By contrast, an instruction (living will)–type AD documents an individual's desires about wanted, limited, or unwanted life-sustaining medical treatments (LSMTs) in case the person at some point becomes cognitively or emotionally incapacitated or is unable to communicate treatment wishes at all. These instructions may be detailed (in the sense of relating to specific medical treatments in particular clinical situations), general (such as “no extraordinary measures”), or phrased in terms of a patient's personal values (like “Life is sacred, so keep me alive forever regardless of pain or expense” or “Just don't let me suffer”).

Proxy and instruction directives are not mutually exclusive. Some AD documents combine the instruction and proxy elements. Only a presently capable person may execute a valid AD. The AD becomes effective only when the person creating the AD subsequently lacks decisional capacity concerning a particular medical treatment issue; if the patient currently possesses sufficient decisional capacity and ability to communicate choices, there is no need for anyone to turn to an AD for advice.

Consistently, courts and state legislatures have made it clear that AD statutes are not intended to be the exclusive means by which patients may exercise the right to make future decisions about medical treatment. For example, a patient might convey concerns regarding future medical treatment orally to the physician during an office visit, with the physician documenting the patient's words in the medical chart. When that person subsequently becomes unable to make personal medical decisions, his/her oral instructions are just as legally valid as would be a written document executed in compliance with all the formalities contained in the state's AD statute. Nonetheless, even though a legally valid AD may be oral, it is much more likely to be followed by the health care system if it takes the form of a written document.

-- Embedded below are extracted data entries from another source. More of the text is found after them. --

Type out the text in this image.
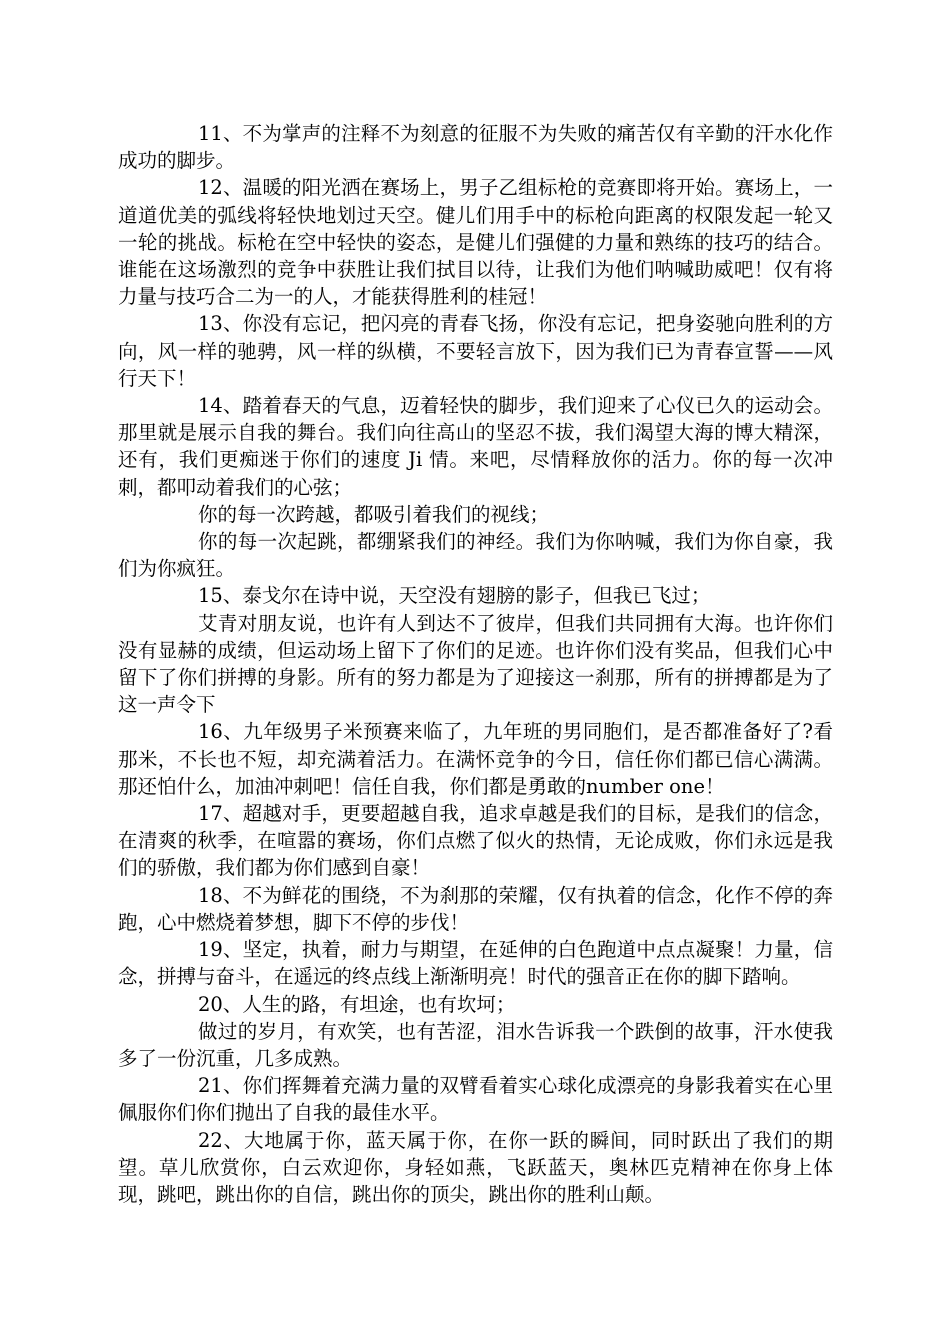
11、不为掌声的注释不为刻意的征服不为失败的痛苦仅有辛勤的汗水化作成功的脚步。

12、温暖的阳光洒在赛场上，男子乙组标枪的竞赛即将开始。赛场上，一道道优美的弧线将轻快地划过天空。健儿们用手中的标枪向距离的权限发起一轮又一轮的挑战。标枪在空中轻快的姿态，是健儿们强健的力量和熟练的技巧的结合。谁能在这场激烈的竞争中获胜让我们拭目以待，让我们为他们呐喊助威吧！仅有将力量与技巧合二为一的人，才能获得胜利的桂冠！

13、你没有忘记，把闪亮的青春飞扬，你没有忘记，把身姿驰向胜利的方向，风一样的驰骋，风一样的纵横，不要轻言放下，因为我们已为青春宣誓——风行天下！

14、踏着春天的气息，迈着轻快的脚步，我们迎来了心仪已久的运动会。那里就是展示自我的舞台。我们向往高山的坚忍不拔，我们渴望大海的博大精深，还有，我们更痴迷于你们的速度 Ji 情。来吧，尽情释放你的活力。你的每一次冲刺，都叩动着我们的心弦；

你的每一次跨越，都吸引着我们的视线；

你的每一次起跳，都绷紧我们的神经。我们为你呐喊，我们为你自豪，我们为你疯狂。

15、泰戈尔在诗中说，天空没有翅膀的影子，但我已飞过；

艾青对朋友说，也许有人到达不了彼岸，但我们共同拥有大海。也许你们没有显赫的成绩，但运动场上留下了你们的足迹。也许你们没有奖品，但我们心中留下了你们拼搏的身影。所有的努力都是为了迎接这一刹那，所有的拼搏都是为了这一声令下

16、九年级男子米预赛来临了，九年班的男同胞们，是否都准备好了?看那米，不长也不短，却充满着活力。在满怀竞争的今日，信任你们都已信心满满。那还怕什么，加油冲刺吧！信任自我，你们都是勇敢的number one！

17、超越对手，更要超越自我，追求卓越是我们的目标，是我们的信念，在清爽的秋季，在喧嚣的赛场，你们点燃了似火的热情，无论成败，你们永远是我们的骄傲，我们都为你们感到自豪！

18、不为鲜花的围绕，不为刹那的荣耀，仅有执着的信念，化作不停的奔跑，心中燃烧着梦想，脚下不停的步伐！

19、坚定，执着，耐力与期望，在延伸的白色跑道中点点凝聚！力量，信念，拼搏与奋斗，在遥远的终点线上渐渐明亮！时代的强音正在你的脚下踏响。

20、人生的路，有坦途，也有坎坷；

做过的岁月，有欢笑，也有苦涩，泪水告诉我一个跌倒的故事，汗水使我多了一份沉重，几多成熟。

21、你们挥舞着充满力量的双臂看着实心球化成漂亮的身影我着实在心里佩服你们你们抛出了自我的最佳水平。

22、大地属于你，蓝天属于你，在你一跃的瞬间，同时跃出了我们的期望。草儿欣赏你，白云欢迎你，身轻如燕，飞跃蓝天，奥林匹克精神在你身上体现，跳吧，跳出你的自信，跳出你的顶尖，跳出你的胜利山颠。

Problems With Advance Directives

Despite substantial positive public attention, unfortunately, psychological resistance to the contemplation of illness and death, coupled with inertia and legal complexities complicating the execution of an AD, keeps the rate of AD completion low among the general public (Bravo, Dubois, & Wagneur, 2008). Personal characteristics may influence AD completion rates among members of different population groups. Although nursing home residents are more likely to complete an AD than community-dwelling older persons, the PSDA expressly forbids any health care provider from requiring a patient/ resident to execute an AD as a condition of admission or receiving services. Moreover, even when the law is clear and the patient has timely executed an instruction directive, health care providers often are unclear about when the living will applies and are uncomfortable about deciding when a patient is on a dying trajectory that warrants triggering the declaration's instructions. Also, health care providers sometimes find a living will's instructions either too broad or too narrow to provide useful guidance in a specific situation. Misunderstandings may be exacerbated by the reluctance of many physicians to engage patients in meaningful EOL discussions in a timely manner (Mack et al., 2012).

Thus, there is a significant body of evidence that, often, patients' previously stated wishes concerning LSMT are not respected and implemented by health care providers, and very often they are also not followed by families that are supposed to be acting as the patient's surrogate. Critically ill patients frequently receive more aggressive medical treatment than they had earlier said they would want (Fagerlin & Schneider, 2004).

State AD statutes specifically excuse a health care provider who decides, for reasons of personal conscience, not to carry out the explicitly stated treatment preferences of a patient or surrogate, so long as that provider does not impede efforts to have the patient transferred to the care of a different provider who is willing to respect the patient's AD. In the same vein, courts have declined to hold health care providers liable for failure to follow a patient's or surrogate's instructions to withdraw or withhold particular forms of treatment, on the grounds that providing life-prolonging intervention cannot cause the sort of injury or harm for which the tort system is designed to provide recognition and monetary compensation.